CARTA À GIOCONDA

“Tocar na afetividade feminina

– feliz acidente de percurso do domínio masculino –

quer dizer se aproximar dos sussurros intermináveis das coisas”

Walter Von Rossum

Areia Branca, B.R/R.J 18 Jan 05

Querida menina (que insistirei tratar por Castor, comparando-a, a Simone de Beauvoir, enquanto não for isso desagradável para ti),

O que você quer que eu faça, ainda? Se já traí a mim, nas convicções que criei e espargi com alarde.

Sinto dor por isso – não menor é claro que a excitação deste nosso negócio. Traindo, também estou, um amigo (e por isso disse que traía a mim) – E tento enfim convencer-me, diante de tuas palavras e argumentos, e também de minha própria vontade e do desejo que se forma a partir dela, que é preciso – O mundo se deixou dominar com a energia destrutiva da vontade – A vontade é a verdade. Por que então, salvá-lo, se já é perdido em querer?

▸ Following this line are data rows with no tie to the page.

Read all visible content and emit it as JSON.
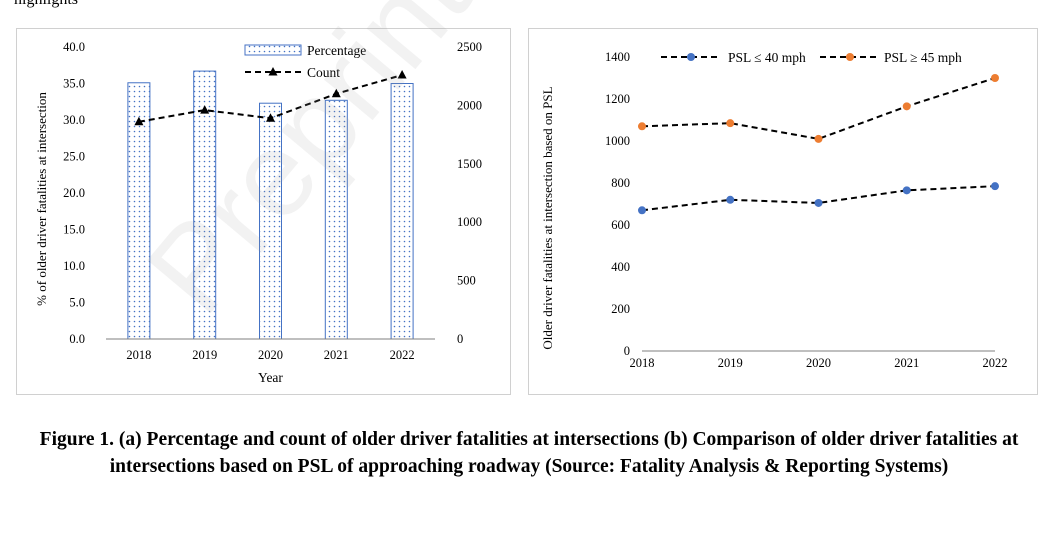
{
  "top_fragment": "highlights",
  "caption": "Figure 1. (a) Percentage and count of older driver fatalities at intersections (b) Comparison of older driver fatalities at intersections based on PSL of approaching roadway (Source: Fatality Analysis & Reporting Systems)",
  "watermark": "Preprint not peer reviewed",
  "colors": {
    "blue": "#4472c4",
    "orange": "#ed7d31",
    "black": "#000000"
  },
  "chart_data": [
    {
      "type": "bar",
      "categories": [
        "2018",
        "2019",
        "2020",
        "2021",
        "2022"
      ],
      "series": [
        {
          "name": "Percentage",
          "type": "bar",
          "axis": "left",
          "values": [
            35.1,
            36.7,
            32.3,
            32.7,
            35.0
          ]
        },
        {
          "name": "Count",
          "type": "line",
          "axis": "right",
          "values": [
            1860,
            1960,
            1890,
            2100,
            2260
          ]
        }
      ],
      "xlabel": "Year",
      "ylabel": "% of older driver fatalities at intersection",
      "ylim": [
        0,
        40
      ],
      "yticks": [
        "0.0",
        "5.0",
        "10.0",
        "15.0",
        "20.0",
        "25.0",
        "30.0",
        "35.0",
        "40.0"
      ],
      "y2lim": [
        0,
        2500
      ],
      "y2ticks": [
        "0",
        "500",
        "1000",
        "1500",
        "2000",
        "2500"
      ],
      "legend": "top-center",
      "grid": false
    },
    {
      "type": "line",
      "categories": [
        "2018",
        "2019",
        "2020",
        "2021",
        "2022"
      ],
      "series": [
        {
          "name": "PSL ≤ 40 mph",
          "color": "#4472c4",
          "values": [
            670,
            720,
            705,
            765,
            785
          ]
        },
        {
          "name": "PSL ≥ 45 mph",
          "color": "#ed7d31",
          "values": [
            1070,
            1085,
            1010,
            1165,
            1300
          ]
        }
      ],
      "xlabel": "",
      "ylabel": "Older driver fatalities at intersection based on PSL",
      "ylim": [
        0,
        1400
      ],
      "yticks": [
        "0",
        "200",
        "400",
        "600",
        "800",
        "1000",
        "1200",
        "1400"
      ],
      "legend": "top",
      "grid": false
    }
  ]
}
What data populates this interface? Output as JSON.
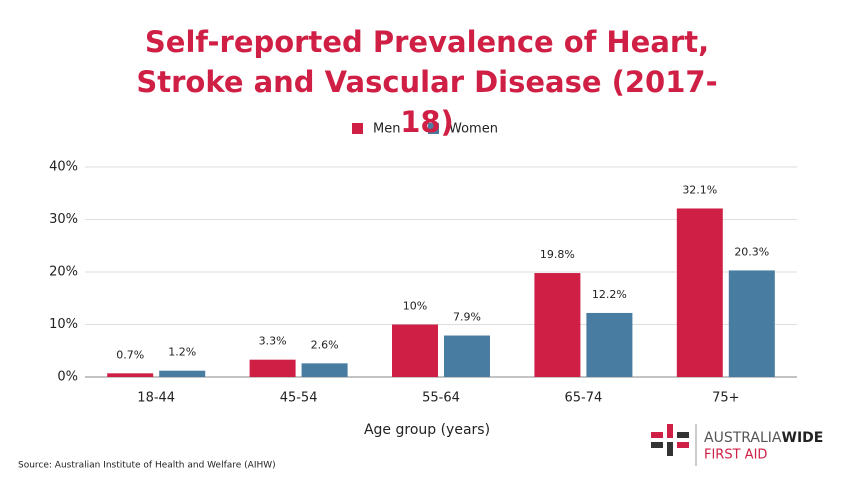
{
  "chart_data": {
    "type": "bar",
    "title": "Self-reported Prevalence of Heart, Stroke and Vascular Disease (2017-18)",
    "categories": [
      "18-44",
      "45-54",
      "55-64",
      "65-74",
      "75+"
    ],
    "series": [
      {
        "name": "Men",
        "color": "#d01f45",
        "values": [
          0.7,
          3.3,
          10,
          19.8,
          32.1
        ],
        "value_labels": [
          "0.7%",
          "3.3%",
          "10%",
          "19.8%",
          "32.1%"
        ]
      },
      {
        "name": "Women",
        "color": "#487ca0",
        "values": [
          1.2,
          2.6,
          7.9,
          12.2,
          20.3
        ],
        "value_labels": [
          "1.2%",
          "2.6%",
          "7.9%",
          "12.2%",
          "20.3%"
        ]
      }
    ],
    "ylim": [
      0,
      40
    ],
    "yticks": [
      {
        "value": 0,
        "label": "0%"
      },
      {
        "value": 10,
        "label": "10%"
      },
      {
        "value": 20,
        "label": "20%"
      },
      {
        "value": 30,
        "label": "30%"
      },
      {
        "value": 40,
        "label": "40%"
      }
    ],
    "xlabel": "Age group (years)",
    "grid": true,
    "legend": "top",
    "source": "Source: Australian Institute of Health and Welfare (AIHW)"
  },
  "logo": {
    "line1_a": "AUSTRALIA",
    "line1_b": "WIDE",
    "line2": "FIRST AID"
  }
}
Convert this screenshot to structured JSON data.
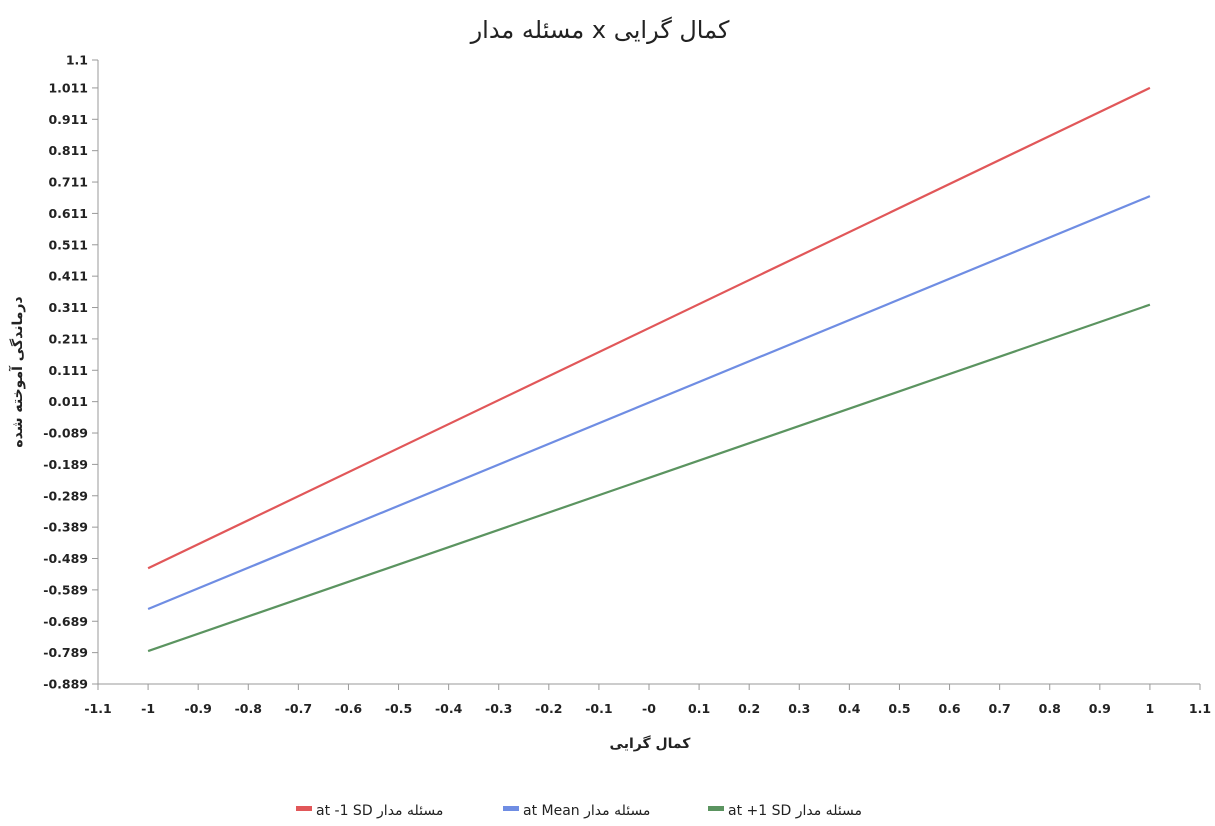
{
  "chart_data": {
    "type": "line",
    "title": "مسئله مدار x کمال گرایی",
    "xlabel": "کمال گرایی",
    "ylabel": "درماندگی آموخته شده",
    "xlim": [
      -1.1,
      1.1
    ],
    "ylim": [
      -0.889,
      1.1
    ],
    "x_ticks": [
      "-1.1",
      "-1",
      "-0.9",
      "-0.8",
      "-0.7",
      "-0.6",
      "-0.5",
      "-0.4",
      "-0.3",
      "-0.2",
      "-0.1",
      "-0",
      "0.1",
      "0.2",
      "0.3",
      "0.4",
      "0.5",
      "0.6",
      "0.7",
      "0.8",
      "0.9",
      "1",
      "1.1"
    ],
    "y_ticks": [
      "1.1",
      "1.011",
      "0.911",
      "0.811",
      "0.711",
      "0.611",
      "0.511",
      "0.411",
      "0.311",
      "0.211",
      "0.111",
      "0.011",
      "-0.089",
      "-0.189",
      "-0.289",
      "-0.389",
      "-0.489",
      "-0.589",
      "-0.689",
      "-0.789",
      "-0.889"
    ],
    "grid": false,
    "legend_position": "bottom",
    "series": [
      {
        "name": "at -1 SD مسئله مدار",
        "color": "#e15759",
        "x": [
          -1,
          1
        ],
        "y": [
          -0.52,
          1.011
        ]
      },
      {
        "name": "at Mean مسئله مدار",
        "color": "#6f8de3",
        "x": [
          -1,
          1
        ],
        "y": [
          -0.65,
          0.666
        ]
      },
      {
        "name": "at +1 SD مسئله مدار",
        "color": "#5b9460",
        "x": [
          -1,
          1
        ],
        "y": [
          -0.784,
          0.32
        ]
      }
    ]
  }
}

Não há medo em minha ação. Nem arrependimento. Só a certeza da traição. Será erro?. Buscando ser perspicaz até o fim e não encucar com o belo: “Eu tenho me morrido lentamente. Até reagir num súbito instante, pulsando vida. Até novo morrer lento” .

O que nos tornou tão atraentes? Será o simulacro pseudo-intelectual de nossa conversa afiada e distante? Ou o tom excitante que dilacera, meu instante?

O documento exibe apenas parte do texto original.